The 84-year-old businessman was found dead in his Athens home this past weekend with a single gunshot wound to his head and a gun next to him. Police have treated the death as a suicide.
Only a week prior, Mamidoil-Jetoil had filed for bankruptcy, seeking protection from creditors who are owed almost €300— including over €1 million to the company’s 160 employees.
Although based in petroleum products and once boasting a network of over 600 gas stations throughout Greece, the company’s portfolio includes storage and distribution facilities for fuel products in Thessaloniki, a shipping fleet, luxury hotels, as well as wine and olive oil production.
The Mamidoil bankruptcy and its chairman’s suicide is the latest in a string of shocks to the Athenian business community— victims of a seven-year recession that has decimated the middle and working classes and has closed hundreds of thousands of small businesses throughout Greece.

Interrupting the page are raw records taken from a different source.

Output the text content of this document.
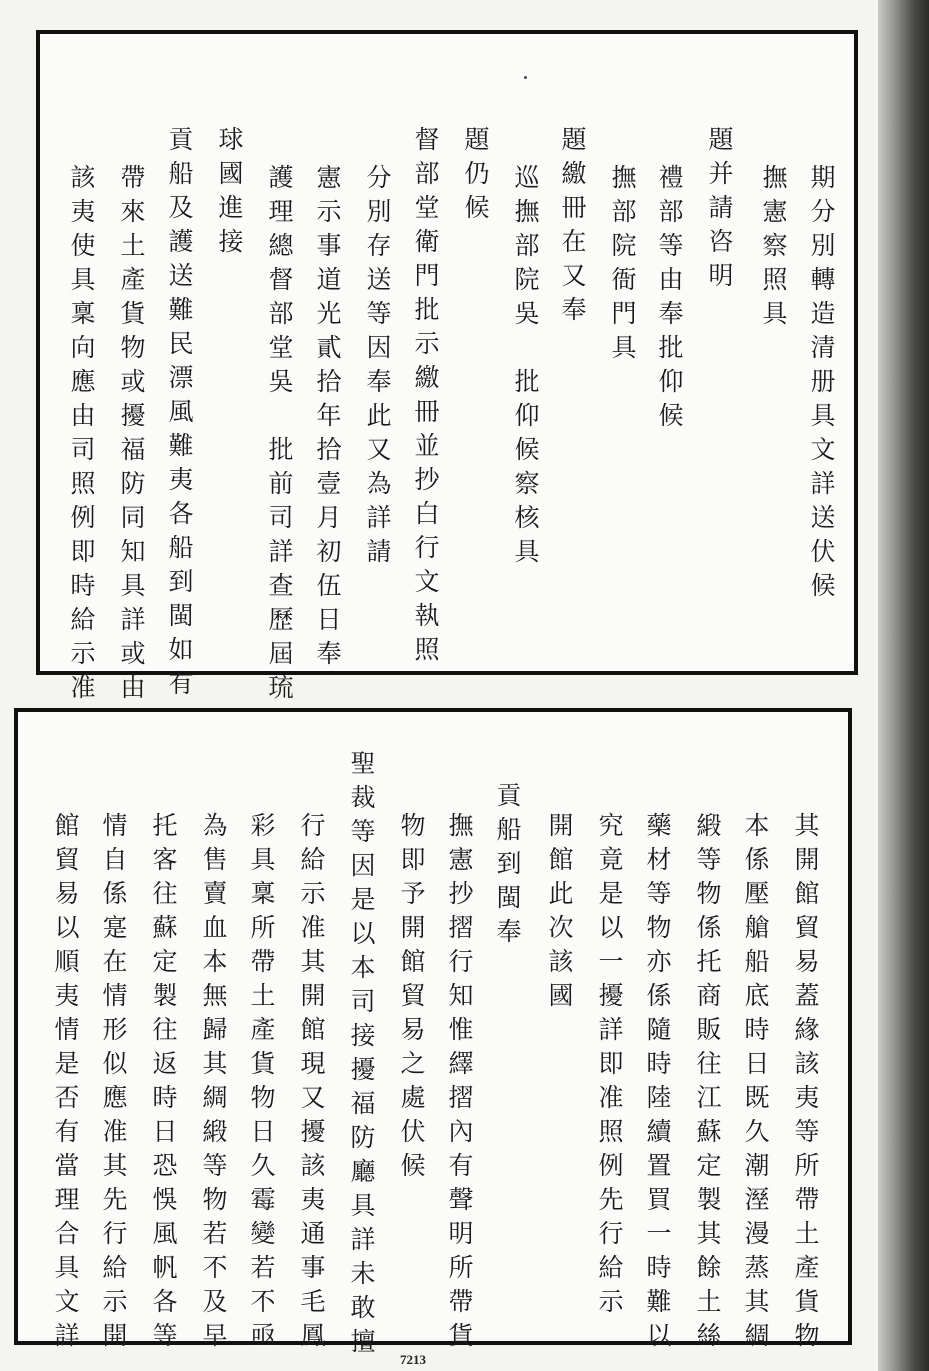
期分別轉造清册具文詳送伏候
撫憲察照具
題并請咨明
禮部等由奉批仰候
撫部院衙門具
題繳冊在又奉
巡撫部院吳　批仰候察核具
題仍候
督部堂衛門批示繳冊並抄白行文執照
分別存送等因奉此又為詳請
憲示事道光貳拾年拾壹月初伍日奉
護理總督部堂吳　批前司詳查歷屆琉
球國進接
貢船及護送難民漂風難夷各船到閩如有
帶來土產貨物或擾福防同知具詳或由
該夷使具稟向應由司照例即時給示准
其開館貿易蓋緣該夷等所帶土產貨物
本係壓艙船底時日既久潮溼漫蒸其綢
緞等物係托商販往江蘇定製其餘土絲
藥材等物亦係隨時陸續置買一時難以
究竟是以一擾詳即准照例先行給示
開館此次該國
貢船到閩奉
撫憲抄摺行知惟繹摺內有聲明所帶貨
物即予開館貿易之處伏候
聖裁等因是以本司接擾福防廳具詳未敢擅
行給示准其開館現又擾該夷通事毛鳳
彩具稟所帶土產貨物日久霉變若不亟
為售賣血本無歸其綢緞等物若不及早
托客往蘇定製往返時日恐悞風帆各等
情自係寔在情形似應准其先行給示開
館貿易以順夷情是否有當理合具文詳
7213
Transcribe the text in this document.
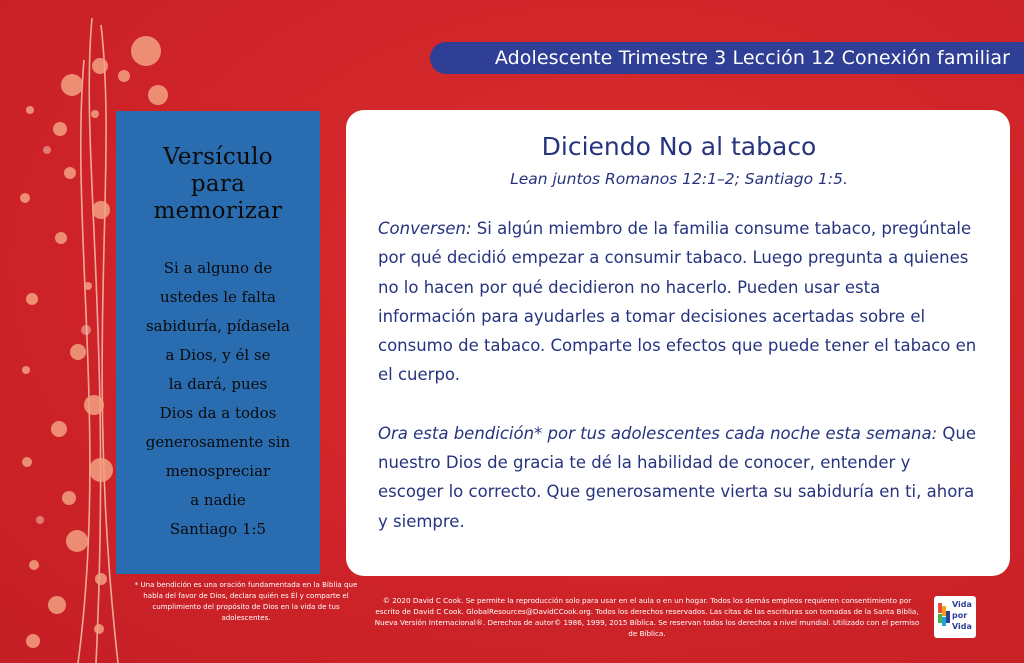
Adolescente Trimestre 3 Lección 12 Conexión familiar
Versículo
para
memorizar
Si a alguno de
ustedes le falta
sabiduría, pídasela
a Dios, y él se
la dará, pues
Dios da a todos
generosamente sin
menospreciar
a nadie
Santiago 1:5
Diciendo No al tabaco
Lean juntos Romanos 12:1–2; Santiago 1:5.
Conversen: Si algún miembro de la familia consume tabaco, pregúntale por qué decidió empezar a consumir tabaco. Luego pregunta a quienes no lo hacen por qué decidieron no hacerlo. Pueden usar esta información para ayudarles a tomar decisiones acertadas sobre el consumo de tabaco. Comparte los efectos que puede tener el tabaco en el cuerpo.
Ora esta bendición* por tus adolescentes cada noche esta semana: Que nuestro Dios de gracia te dé la habilidad de conocer, entender y escoger lo correcto. Que generosamente vierta su sabiduría en ti, ahora y siempre.
* Una bendición es una oración fundamentada en la Biblia que habla del favor de Dios, declara quién es Él y comparte el cumplimiento del propósito de Dios en la vida de tus adolescentes.
© 2020 David C Cook. Se permite la reproducción solo para usar en el aula o en un hogar. Todos los demás empleos requieren consentimiento por escrito de David C Cook. GlobalResources@DavidCCook.org. Todos los derechos reservados. Las citas de las escrituras son tomadas de la Santa Biblia, Nueva Versión Internacional®. Derechos de autor© 1986, 1999, 2015 Bíblica. Se reservan todos los derechos a nivel mundial. Utilizado con el permiso de Bíblica.
Vida
por
Vida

Marinopoulos Group, one of the biggest super market chains in Greece, also filed for bankruptcy last week, leaving the fate of 13,000 employees in the air, not to mention thousands of small farms and producers who sold to the chain.
Ilektroniki Athinon, a consumer electronics chain shuttered its 46 stores this year, leaving hundreds of employees without jobs and millions of euro in debt.
The Ledra Hotel, once a shining star in the Marriott’s chain of luxury five-star properties, also closed its doors abruptly this year, as did Pyrsos Group, one of Greece’s largest security companies.
The Financial Times said that many analysts blame the relationships between Greek politicians, company owners and bankers that allowed many large— yet unviable— companies to continue operating.
“Some analysts say a nexus of relationships between Greek politicians, company owners and bankers allowed many large companies to continue operating — thus protecting thousands of jobs — even though they could no longer be considered viable enterprises,” the Times said in their story about Mamidakis’ suicide.
The newspaper also quoted Miranda Xafa, an economist and researcher who said blame shouldn’t rest solely on the current government.
“If previous governments had acted sooner to ensure that the banks began cleaning up non-performing loans, perhaps some of these events could have been avoided,” Xafa told the Times.